Average cost of a scholarship is $54,700. So 20 additional scholarships is about $1.1M per year over $11M for a 10 year period.

Where does the $ come from? Does it come out of potential NIL, potential facilities, cutting sports with substantial losses, etc.?

What does a model that increases funding and scholarships for sports with higher demand like baseball mean regarding Title IX?? Do we then need to add a ladies sports to get back into equilibrium on scholarship numbers or do we cut a male sport to make up the difference?
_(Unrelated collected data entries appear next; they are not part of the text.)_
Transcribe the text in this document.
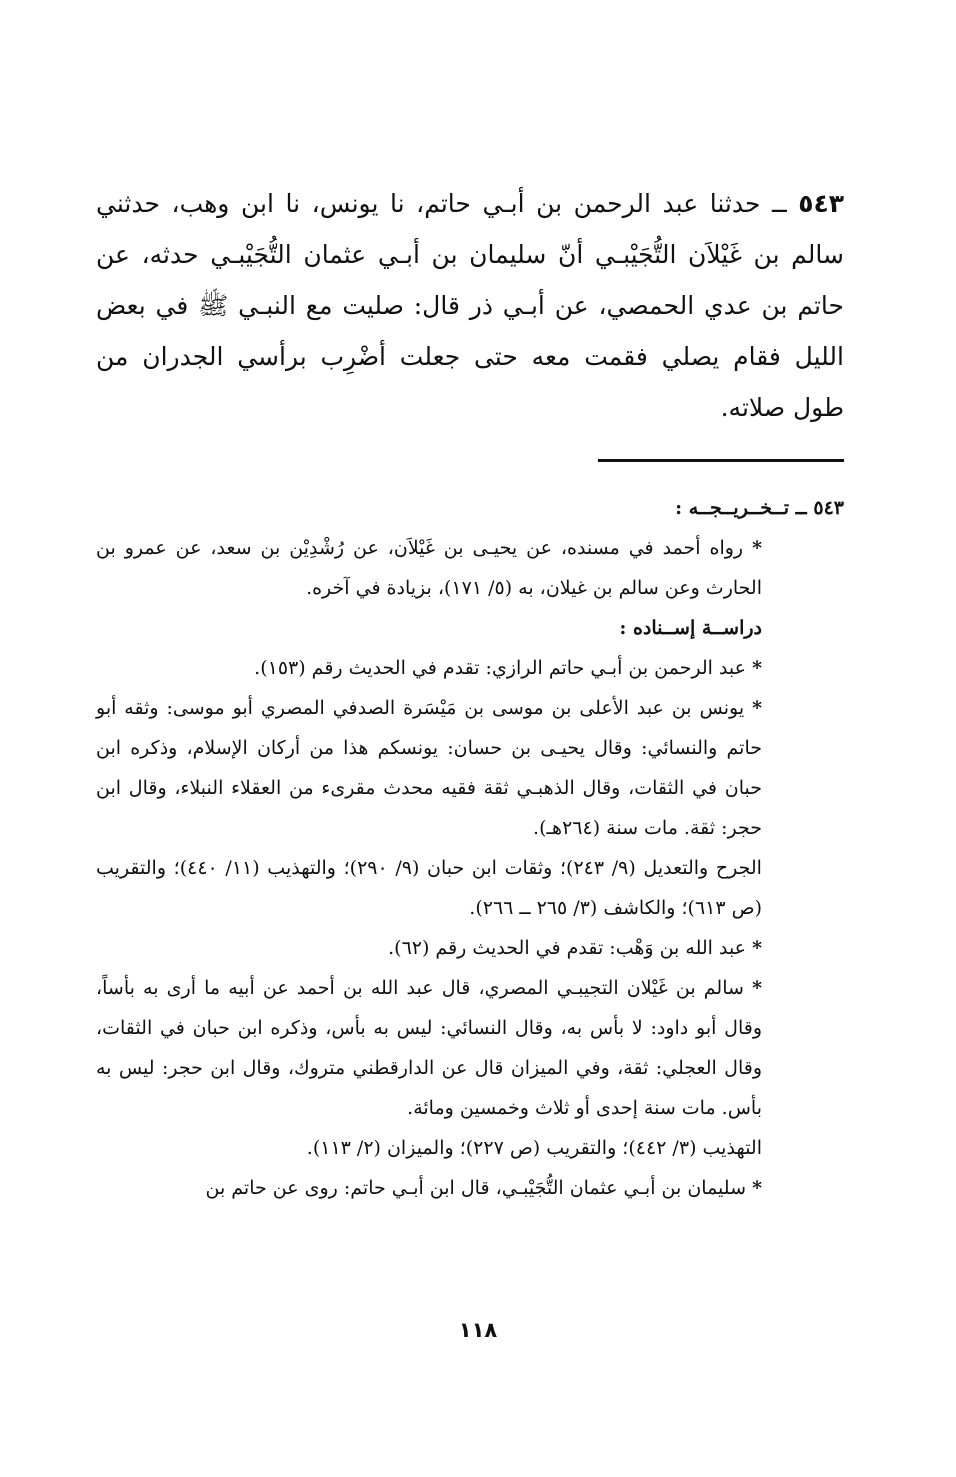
٥٤٣ ــ حدثنا عبد الرحمن بن أبـي حاتم، نا يونس، نا ابن وهب، حدثني سالم بن غَيْلاَن التُّجَيْبـي أنّ سليمان بن أبـي عثمان التُّجَيْبـي حدثه، عن حاتم بن عدي الحمصي، عن أبـي ذر قال: صليت مع النبـي ﷺ في بعض الليل فقام يصلي فقمت معه حتى جعلت أضْرِب برأسي الجدران من طول صلاته.

٥٤٣ ــ تــخــريــجــه :

* رواه أحمد في مسنده، عن يحيـى بن غَيْلاَن، عن رُشْدِيْن بن سعد، عن عمرو بن الحارث وعن سالم بن غيلان، به (٥/ ١٧١)، بزيادة في آخره.

دراســة إســناده :

* عبد الرحمن بن أبـي حاتم الرازي: تقدم في الحديث رقم (١٥٣).

* يونس بن عبد الأعلى بن موسى بن مَيْسَرة الصدفي المصري أبو موسى: وثقه أبو حاتم والنسائي: وقال يحيـى بن حسان: يونسكم هذا من أركان الإسلام، وذكره ابن حبان في الثقات، وقال الذهبـي ثقة فقيه محدث مقرىء من العقلاء النبلاء، وقال ابن حجر: ثقة. مات سنة (٢٦٤هـ).

الجرح والتعديل (٩/ ٢٤٣)؛ وثقات ابن حبان (٩/ ٢٩٠)؛ والتهذيب (١١/ ٤٤٠)؛ والتقريب (ص ٦١٣)؛ والكاشف (٣/ ٢٦٥ ــ ٢٦٦).

* عبد الله بن وَهْب: تقدم في الحديث رقم (٦٢).

* سالم بن غَيْلان التجيبـي المصري، قال عبد الله بن أحمد عن أبيه ما أرى به بأساً، وقال أبو داود: لا بأس به، وقال النسائي: ليس به بأس، وذكره ابن حبان في الثقات، وقال العجلي: ثقة، وفي الميزان قال عن الدارقطني متروك، وقال ابن حجر: ليس به بأس. مات سنة إحدى أو ثلاث وخمسين ومائة.

التهذيب (٣/ ٤٤٢)؛ والتقريب (ص ٢٢٧)؛ والميزان (٢/ ١١٣).

* سليمان بن أبـي عثمان التُّجَيْبـي، قال ابن أبـي حاتم: روى عن حاتم بن

١١٨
Its time we litigate Title IX back to the LAW and not Carter era REGULATIONS, which is what lower court opinions have been based on all these years. The LAW doesn't require 1:1 scholarships. It would be one thing if the school was cutting women's basketball and softball to have other men's sports, but what's been going on for decades is the proliferation of relatively minor women's sports that schools have a very hard time finding players for.

I don't want to make this political (hard not to on this subject) but now we have the whole gender mess and a lot of the same people who screamed Title 9 back in the day are now in no way supporters of WOMEN'S sports since they don't give a damn about who's actually playing the game (e.g. biological men who've transitioned or whatever). Many/most of these folks had an agenda to get rid of football in the first place. (14 schools have cut football since 2000).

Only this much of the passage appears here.